Dejamos Asturias por el retrovisor.

Quince días de volver, quince días de perderse, quince días de encuentros y reencuentros. Caminos y rutas que te vuelven al presente, te catapultan al presente y te despiertan sensaciones dormidas por el tiempo.

Quince días para volver a sentir la roca en las yemas de los dedos, diezmadas por semanas de descanso obligado. Quince días para volver a olvidar el paso del tiempo, las horas, el camino del sol sobre tu cabeza, imperturbable, incansable, insolente a veces.

Doble rescate emocional, en quince días… en septiembre.

Caliza erguida, rodeada de orgullo, de caminos que hay que ganarse antes de disfrutarla. Peña Santa, solitaria, inmensa, prudente, sigilosa. Su canto de sirenas te convence poco a poco, y te cala cuando ya no estás. Te seguirá cantando, te seguirá engañando con sus mentiras de inocente. Blanca, brillante… pero cuanto más cerca más te exige, te agarra, te engancha y te abraza largo y tendido.

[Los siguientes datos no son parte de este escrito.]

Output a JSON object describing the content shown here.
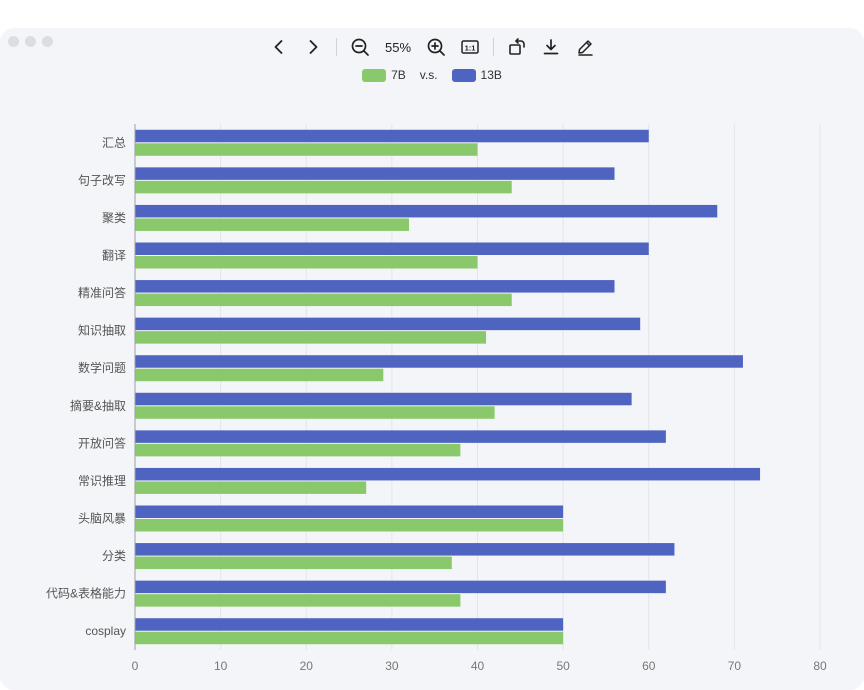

Te han robado el alma, y te vas diciendo que es otro sitio más, muy bonito, muy bonito… como tantos… pero sabes que no, que no es como tantos… sabes que te han robado, una vez más.

Siguiente parada: el Picu. Forma parte del juego, no puedes ir a Asturias y no ir al Picu. Pero no hay nada que hacer. Aunque te esperan otras sorpresas, otros abrazos intensos. El bullicio no te deja disfrutar de ese sabor que se queda en tu garganta cuando engulles las emociones. Son la cara y cruz de una misma caliza, gris, pétrea, imponente, insolente, intimidante. El Picu te escupe con un poco menos de elegancia, con menos gracia, con menos delicadeza.

Tras quince días. Tras quince días de volveres, de volver, de volveré… dejamos tus tierras por el retrovisor, tus tierras, tus mares, tus prados. Pero los sueños se van conmigo. Quedan tareas pendientes.